Turner's working thesis in this section is that whites are afraid to depict blacks as anything but stereotypes. When blacks break out of the stereotypes assigned to them by white culture, their images are suppressed and hidden. But why is it that to illustrate her point, she lumped her complaint about no depictions of virile black men in with her observations about Mapplethorpe's pictures. I seem to recall that the pictures were causing an uproar because they showed homosexuality, not because they included black men. Is my memory playing tricks on me?
Then there was her complaint that Danny Glover played a violent husband. That was only a couple of dozen pages following a complaint that Meryl Streep wasn't sufficiently fearful for her honor amidst her black porters. This is a damned if you do - damned if you don't scenario.
And what about her statement that black women were depicted as merely exotic, but not to substantiate the folk belief that "once you've had black you never go back"? Isn't this just part of a dirty joke? In what way does it help blacks to overcome racism to be set apart as too exotic to be safe?

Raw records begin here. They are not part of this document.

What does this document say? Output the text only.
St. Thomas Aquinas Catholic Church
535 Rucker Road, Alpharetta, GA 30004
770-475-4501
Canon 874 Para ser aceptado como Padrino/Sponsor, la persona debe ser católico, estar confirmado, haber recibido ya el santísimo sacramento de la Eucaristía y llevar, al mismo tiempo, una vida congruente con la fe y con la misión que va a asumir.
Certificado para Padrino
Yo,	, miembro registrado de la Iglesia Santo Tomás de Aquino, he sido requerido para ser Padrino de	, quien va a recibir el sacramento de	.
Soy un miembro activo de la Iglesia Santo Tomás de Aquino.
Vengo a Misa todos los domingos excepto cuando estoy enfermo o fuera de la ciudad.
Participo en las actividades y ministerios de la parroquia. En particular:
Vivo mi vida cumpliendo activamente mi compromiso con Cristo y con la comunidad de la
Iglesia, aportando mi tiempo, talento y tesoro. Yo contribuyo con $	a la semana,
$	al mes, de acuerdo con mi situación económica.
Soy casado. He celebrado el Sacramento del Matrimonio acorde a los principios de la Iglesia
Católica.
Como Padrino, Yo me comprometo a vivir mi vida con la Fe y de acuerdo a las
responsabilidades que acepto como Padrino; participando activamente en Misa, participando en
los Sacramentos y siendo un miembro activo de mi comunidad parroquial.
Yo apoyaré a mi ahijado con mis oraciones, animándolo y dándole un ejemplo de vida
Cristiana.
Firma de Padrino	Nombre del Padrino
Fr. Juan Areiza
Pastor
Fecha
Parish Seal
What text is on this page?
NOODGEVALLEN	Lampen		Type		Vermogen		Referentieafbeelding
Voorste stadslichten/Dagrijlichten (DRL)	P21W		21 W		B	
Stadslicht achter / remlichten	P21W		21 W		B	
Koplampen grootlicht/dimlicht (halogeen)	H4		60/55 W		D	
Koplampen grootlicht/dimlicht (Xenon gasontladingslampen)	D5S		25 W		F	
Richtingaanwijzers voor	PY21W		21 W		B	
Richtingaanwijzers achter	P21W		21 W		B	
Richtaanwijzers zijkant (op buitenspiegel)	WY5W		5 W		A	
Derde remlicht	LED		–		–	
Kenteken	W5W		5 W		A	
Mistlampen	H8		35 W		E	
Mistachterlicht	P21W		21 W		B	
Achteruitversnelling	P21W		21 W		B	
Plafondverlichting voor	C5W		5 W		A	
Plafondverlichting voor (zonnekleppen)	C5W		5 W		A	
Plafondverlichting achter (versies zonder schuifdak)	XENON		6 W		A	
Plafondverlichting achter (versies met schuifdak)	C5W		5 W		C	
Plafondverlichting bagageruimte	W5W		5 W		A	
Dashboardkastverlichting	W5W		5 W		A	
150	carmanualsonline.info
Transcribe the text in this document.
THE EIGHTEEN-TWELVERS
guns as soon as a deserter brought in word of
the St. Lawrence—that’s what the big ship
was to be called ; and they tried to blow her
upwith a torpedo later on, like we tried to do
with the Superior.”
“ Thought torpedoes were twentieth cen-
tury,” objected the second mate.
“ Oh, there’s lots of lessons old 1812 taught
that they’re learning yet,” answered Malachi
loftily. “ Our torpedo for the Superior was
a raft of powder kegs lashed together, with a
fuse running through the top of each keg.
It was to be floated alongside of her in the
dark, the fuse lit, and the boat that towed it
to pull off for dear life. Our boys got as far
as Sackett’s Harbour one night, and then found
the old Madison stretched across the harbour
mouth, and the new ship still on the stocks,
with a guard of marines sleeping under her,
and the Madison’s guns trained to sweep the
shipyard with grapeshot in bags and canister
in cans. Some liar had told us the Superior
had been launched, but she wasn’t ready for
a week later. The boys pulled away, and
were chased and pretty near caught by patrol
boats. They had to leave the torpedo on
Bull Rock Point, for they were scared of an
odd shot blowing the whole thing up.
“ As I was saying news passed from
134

I was incredulous over her treatment of the "Cosby Show". She complains that Theo was the only one of the kids who was academically inept. I couldn't think of a single example of a TV sitcom family that had boys and girls going to school where the boys did better than the girls, regardless of their color. And the fact that Cosby drew much of his material for the "Theo" character from his own son was totally lost on Turner, it seemed.
While she dismisses blacks who aren't school-smart as being caricatures of street-smart blacks, she disses those who are good at school as being of course too "white." I've never liked Urkel, but I don't think I recall a single white school smart TV show character who played the nerd quite like Urkel. (I may have missed Urkel's white counterpart in more recent shows, though.) Actually, I thought that the Urkel character is a lot more like Jimmie Walker's J.J. than like a "white-informed black." If I had a complaint, I would say that popular depictions of intelligent and capable, school-smart children are much too rare. Whether they are white or black, they are characterized as clumsy in most tasks, uncool, and socially inept. Urkel has no bearing on the relationship between whites and blacks, but on the USAn attitude towards "book learning."
The Frame
After writing I Heard It through the Grape Vine, Turner must have a good understanding of the folklore that is peculiar to the African American culture. However, the failings of Ceramic Uncles seem to show that some folklore, some folk beliefs can be so ingrained that they become invisible to those that hold them: Turner believes that white culture has a damaging effect on black culture, and that many African Americans cannot see the damage because it has already been done. I think that this is very likely something that many African Americans believe, and that Turner hasn't recognized to what extent her anger at whites is shaped by these beliefs. Even though she acknowledges in the beginning of her book that every chapter in it is informed by the story of the little black boy who wanted to grow up to be white, she makes no attempt to determine if the story is true, or if the premise provided by the story is true.
In terms of folkloric content, the book works on several levels. As a look at one USAn culture's folk beliefs, it is interesting, although seen from so deeply inside that culture that by itself it probably cannot lead to any useful understanding. As a look at white folklore about blacks, it is a curiously repellent collection of some of the most revolting examples, as well as some items whose provenance is implied, though not necessarily proved. As a discussion of the effects of folklore on cultures and the stereotypes that may be formed by folklore, the book doesn't even attempt to meet its burden of proof. I offer it an AFU bookshelf score of four.